Comptroller slams undefined role of Israeli negotiator for release of Gaza captives
Matanyahu Englman says PMO never detailed post’s responsibilities, has only ‘minimal’ information about work done; captive’s relative says meeting had been ‘void of content’
Emanuel (Mannie) Fabian is The Times of Israel's military correspondent

The job description of Israel’s chief negotiator on behalf of Israelis held by the Gaza-ruling Hamas terror group have never been formally established, the state comptroller warned in a report issued Tuesday.
State Comptroller Matanyahu Englman said the negotiators have operated over the years without the Prime Minister’s Office ever actually establishing the responsibilities, authority, or any detailed framework of the role.
The last top negotiator, Yaron Blum, announced in October that he was resigning after nearly five years in the post. Before him, Lior Lotan served in the position between 2014 and 2017.
According to Englman’s report, the government never implemented recommendations made by the 2012 Shamgar Commission, which set out to determine principles for prisoner releases. A lone security cabinet meeting in June 2014 discussed the recommendations.
“The comptroller found that there were no further discussions by the government, the [security] cabinet or any other committee of ministers regarding the Shamgar Committee’s recommendations, and no decisions were made regarding the committee’s recommendations,” the report said.
The report said information the PMO had about the negotiator’s work was not handled in an orderly fashion, and the negotiator himself had “minimal” information about his predecessor’s work.
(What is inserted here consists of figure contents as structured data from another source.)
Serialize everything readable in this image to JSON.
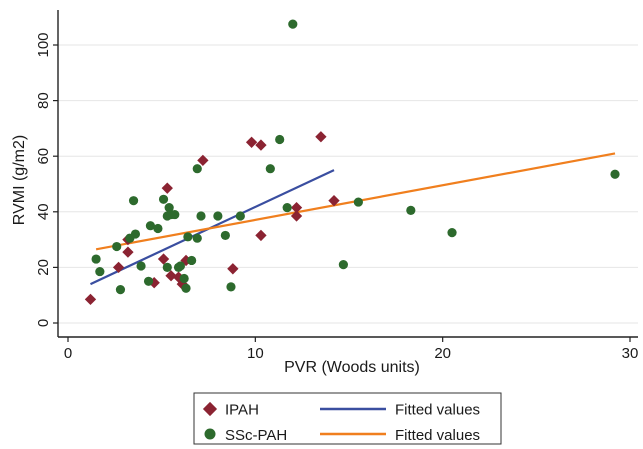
{
  "chart_data": {
    "type": "scatter",
    "xlabel": "PVR (Woods units)",
    "ylabel": "RVMI (g/m2)",
    "xlim": [
      0,
      30
    ],
    "ylim": [
      0,
      100
    ],
    "xticks": [
      0,
      10,
      20,
      30
    ],
    "yticks": [
      0,
      20,
      40,
      60,
      80,
      100
    ],
    "grid": "horizontal",
    "legend_position": "bottom",
    "series": [
      {
        "name": "IPAH",
        "marker": "diamond",
        "color": "#8b2332",
        "points": [
          [
            1.2,
            8.5
          ],
          [
            2.7,
            20
          ],
          [
            3.2,
            25.5
          ],
          [
            3.2,
            30
          ],
          [
            4.6,
            14.5
          ],
          [
            5.1,
            23
          ],
          [
            5.3,
            48.5
          ],
          [
            5.5,
            17
          ],
          [
            5.9,
            16.5
          ],
          [
            6.1,
            14
          ],
          [
            6.3,
            22.5
          ],
          [
            7.2,
            58.5
          ],
          [
            8.8,
            19.5
          ],
          [
            9.8,
            65
          ],
          [
            10.3,
            64
          ],
          [
            10.3,
            31.5
          ],
          [
            12.2,
            41.5
          ],
          [
            12.2,
            38.5
          ],
          [
            13.5,
            67
          ],
          [
            14.2,
            44
          ]
        ]
      },
      {
        "name": "SSc-PAH",
        "marker": "circle",
        "color": "#2d6a2d",
        "points": [
          [
            1.5,
            23
          ],
          [
            1.7,
            18.5
          ],
          [
            2.6,
            27.5
          ],
          [
            2.8,
            12
          ],
          [
            3.3,
            30.5
          ],
          [
            3.5,
            44
          ],
          [
            3.6,
            32
          ],
          [
            3.9,
            20.5
          ],
          [
            4.3,
            15
          ],
          [
            4.4,
            35
          ],
          [
            4.8,
            34
          ],
          [
            5.1,
            44.5
          ],
          [
            5.3,
            20
          ],
          [
            5.3,
            38.5
          ],
          [
            5.4,
            41.5
          ],
          [
            5.5,
            39
          ],
          [
            5.7,
            39
          ],
          [
            5.9,
            20
          ],
          [
            6.0,
            20.5
          ],
          [
            6.2,
            16
          ],
          [
            6.3,
            12.5
          ],
          [
            6.4,
            31
          ],
          [
            6.6,
            22.5
          ],
          [
            6.9,
            30.5
          ],
          [
            6.9,
            55.5
          ],
          [
            7.1,
            38.5
          ],
          [
            8.0,
            38.5
          ],
          [
            8.4,
            31.5
          ],
          [
            8.7,
            13
          ],
          [
            9.2,
            38.5
          ],
          [
            10.8,
            55.5
          ],
          [
            11.3,
            66
          ],
          [
            11.7,
            41.5
          ],
          [
            12.0,
            107.5
          ],
          [
            14.7,
            21
          ],
          [
            15.5,
            43.5
          ],
          [
            18.3,
            40.5
          ],
          [
            20.5,
            32.5
          ],
          [
            29.2,
            53.5
          ]
        ]
      }
    ],
    "fits": [
      {
        "name": "Fitted values",
        "color": "#3a4ea0",
        "x": [
          1.2,
          14.2
        ],
        "y": [
          14,
          55
        ]
      },
      {
        "name": "Fitted values",
        "color": "#f07f1e",
        "x": [
          1.5,
          29.2
        ],
        "y": [
          26.5,
          61
        ]
      }
    ]
  }
}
Additionally, there was no formal framework for the negotiator’s connection with the families of Israeli captives.
A family member of one of the captives told Englman that a meeting she had held with one of the negotiators was “void of content” and he did not present any “significant information” regarding the efforts to return her relative, the report said.
Englman also said that the last negotiator was paid a monthly salary of around NIS 50,000 ($14,000) over a four-and-a-half-year period, with work hours similar to state employees, despite him technically being an “external adviser.”
According to Civil Service Commission guidelines, external advisers are not allowed to be employed by state agencies for lengthy periods and with similar monthly hours to state employees.
Englman recommended that the role of negotiator be officially established and its authority and responsibilities defined.

Hamas is holding two Israeli citizens, Avera Mengistu and Hisham al-Sayed, since 2014 and 2015, respectively, along with the remains of IDF soldiers Oron Shaul and Hadar Goldin, who were killed during a 50-day conflict with the terror group in 2014.
Israel and Hamas have held indirect talks in an attempt to reach a prisoner exchange deal. A similar deal that released Israeli soldier Gilad Shalit from Hamas captivity saw 1,027 Palestinian security prisoners released, many of them convicted terrorists.
Israel has worked to secure the return of two living men and the two soldiers’ remains to their families. Egyptian intelligence, which maintains close ties to both Israel and Hamas, often serves as the key intermediary.

Those efforts have so far failed to yield results. In 2021, Israeli defense officials held a round of talks described as the most significant and serious to date in light of the added pressure on Hamas from the coronavirus pandemic, which had been growing steadily in the beleaguered Gaza Strip.
Hamas is considered highly unlikely to concede on the matter of the mass release of Palestinian security prisoners, a highly contentious move that no Israeli government is likely to approve again.
The 2011 exchange to secure the release of Shalit was deeply controversial, with many in Israel’s security establishment at the time calling it lopsided in Hamas’s favor. Many of the 1,027 prisoners released later returned to terror — such as Yahya Sinwar, who now serves as Hamas’s Gaza governor.